Unternehmer zahlen drauf
Denn während Produktionskosten sowie Löhne und Mieten aufgrund der extremen Inflationsrate von fast 70 Prozent stetig steigen, dürfen die Unternehmen keine höheren Preise für die von den Kontrollen betroffenen Produkte verlangen. Das führt dazu, dass sie weniger Geld für ihre Produkte erhalten, als die Unternehmer zuvor für sie ausgegeben haben. Das Ganze sei eine "vollkommen verdrehte Preispolitik", so Ökonom Pedro Palma aus Caracas. Zahlreiche Märkte mussten schließen. Hinzu kommt der Mangel an Devisen im Land, der dazu führt, dass Unternehmen die für ihre Produktion wichtigen Materialien nicht importieren können.
Der Verfall des Erdölpreises heizt die Situation weiter an. Venezuelas staatliche Einnahmen stammen zu 96 Prozent aus dem Verkauf dieses Rohstoffs. Der Staat kann seine Kosten aufgrund der extrem niedrigen Ölpreise aber nicht mehr decken und druckt Geld - was die Inflation weiter ansteigen lässt.
Da sich das Land vor allem auf die Erdölförderung konzentriert, hängt es außerdem nahezu komplett vom Import ausländischer Produkte ab. Diese werden allerdings mit US-Dollar bezahlt.

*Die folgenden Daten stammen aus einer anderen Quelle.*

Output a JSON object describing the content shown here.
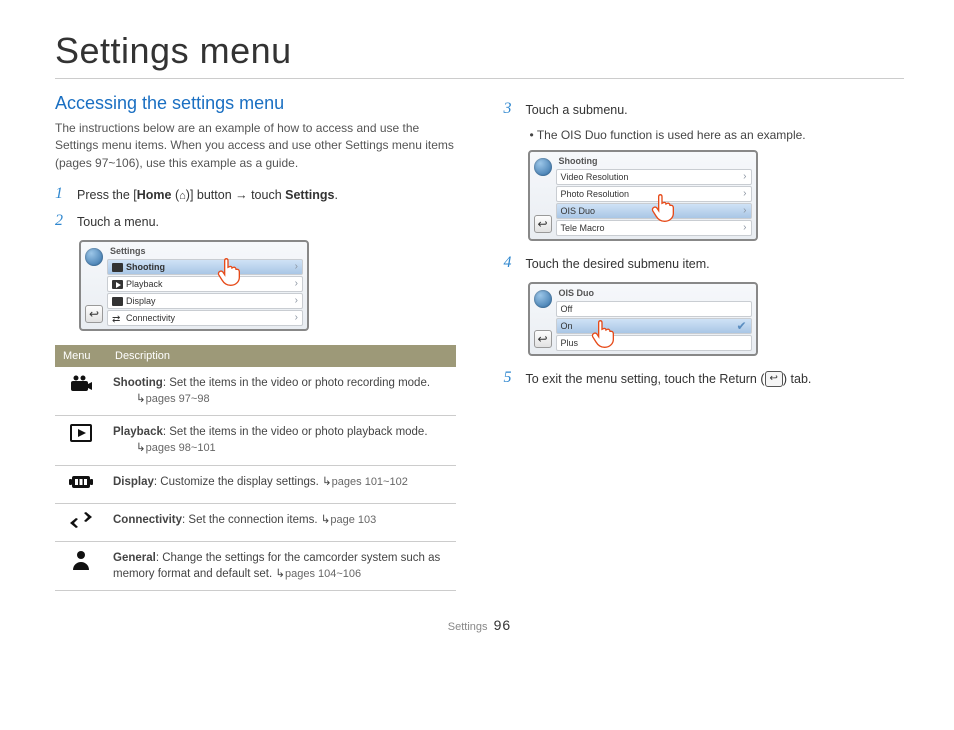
{
  "title": "Settings menu",
  "left": {
    "heading": "Accessing the settings menu",
    "intro": "The instructions below are an example of how to access and use the Settings menu items. When you access and use other Settings menu items (pages 97~106), use this example as a guide.",
    "step1_prefix": "Press the [",
    "step1_home": "Home",
    "step1_mid": " (",
    "step1_after_icon": ")] button → touch ",
    "step1_settings": "Settings",
    "step1_end": ".",
    "step2": "Touch a menu.",
    "device1": {
      "title": "Settings",
      "rows": [
        "Shooting",
        "Playback",
        "Display",
        "Connectivity"
      ]
    },
    "table": {
      "h1": "Menu",
      "h2": "Description",
      "rows": [
        {
          "icon": "camcorder",
          "name": "Shooting",
          "desc": ": Set the items in the video or photo recording mode.",
          "pages": "pages 97~98"
        },
        {
          "icon": "play",
          "name": "Playback",
          "desc": ": Set the items in the video or photo playback mode.",
          "pages": "pages 98~101"
        },
        {
          "icon": "display",
          "name": "Display",
          "desc": ": Customize the display settings. ",
          "pages": "pages 101~102"
        },
        {
          "icon": "connectivity",
          "name": "Connectivity",
          "desc": ": Set the connection items. ",
          "pages": "page 103"
        },
        {
          "icon": "person",
          "name": "General",
          "desc": ": Change the settings for the camcorder system such as memory format and default set. ",
          "pages": "pages 104~106"
        }
      ]
    }
  },
  "right": {
    "step3": "Touch a submenu.",
    "step3_sub": "The OIS Duo function is used here as an example.",
    "device2": {
      "title": "Shooting",
      "rows": [
        "Video Resolution",
        "Photo Resolution",
        "OIS Duo",
        "Tele Macro"
      ]
    },
    "step4": "Touch the desired submenu item.",
    "device3": {
      "title": "OIS Duo",
      "rows": [
        "Off",
        "On",
        "Plus"
      ]
    },
    "step5_a": "To exit the menu setting, touch the Return (",
    "step5_b": ") tab."
  },
  "footer_label": "Settings",
  "page_number": "96",
  "icons": {
    "home": "⌂",
    "back": "↩",
    "arrow_hook": "↳"
  }
}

Um neues Geld ins Land zu holen, reiste Maduro im Januar 2015 nach China, wo er Kredite in Milliardenhöhe erhielt. Damit sind die Probleme jedoch nicht beseitigt, sondern nur aufgeschoben. Experten fordern grundlegende Reformen des Wirtschaftssystems sowie die Abschaffung der staatlichen Kontrollen.
Klima der Angst
Es ist jedoch höchst unwahrscheinlich, dass Präsident Maduro seinen Kurs in naher Zukunft ändern wird. Im Gegenteil: Vielmehr wird der Ton im Land vor allem gegenüber Oppositionellen immer aggressiver. Auch ein Jahr nach den teils gewalttätigen Protesten gegen die Regierung werden Kritiker weiterhin kaltgestellt. So wurde erst kürzlich der Bürgermeister von Venezuelas Hauptstadt Caracas, Antonio Ledezma, festgenommen. Ihm wird ein Putschversuch vorgeworfen.

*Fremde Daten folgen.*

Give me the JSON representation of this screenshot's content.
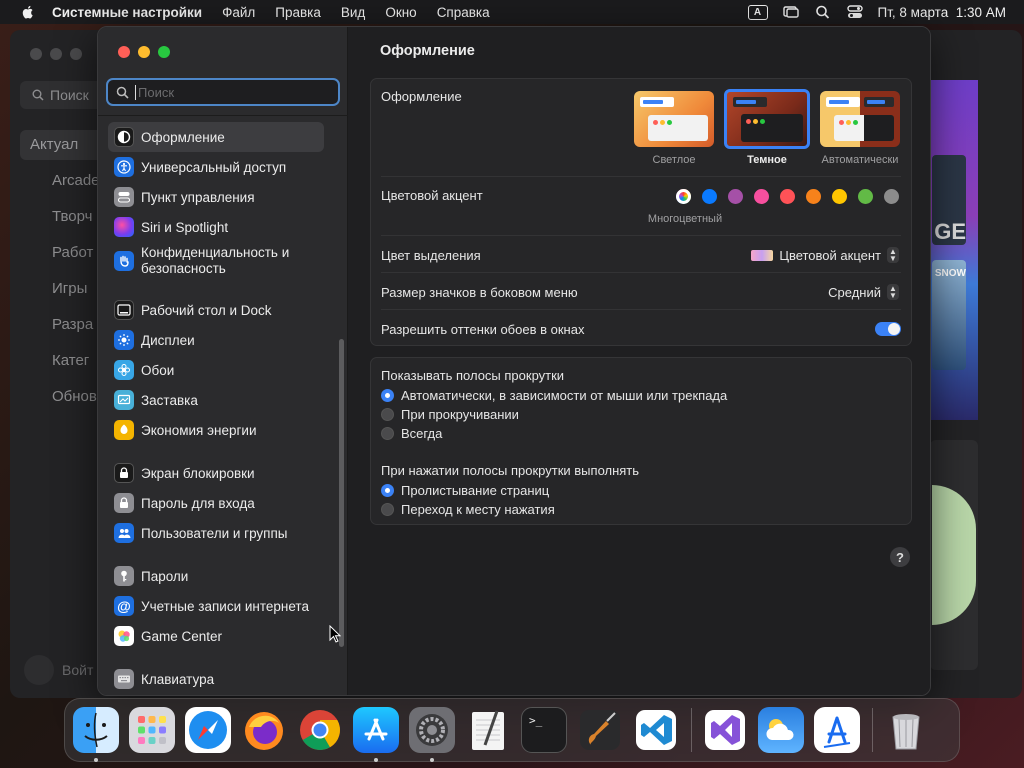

Auch Wirtschaftsprofessor Pedro Palma weiß, dass er sich mit seinen regierungskritischen Aussagen auf die Zielscheibe der Maduro-Regierung begibt: "Ich bin mir des Risikos vollkommen bewusst. Ich könnte eines der nächsten Opfer sein." Doch zunächst einmal konzentriert sich Präsident Maduro auf das Oppositionsmitglied Julio Borges: Auch dieser Abgeordnete habe am angeblichen Putschversuch mitgewirkt, so Maduro.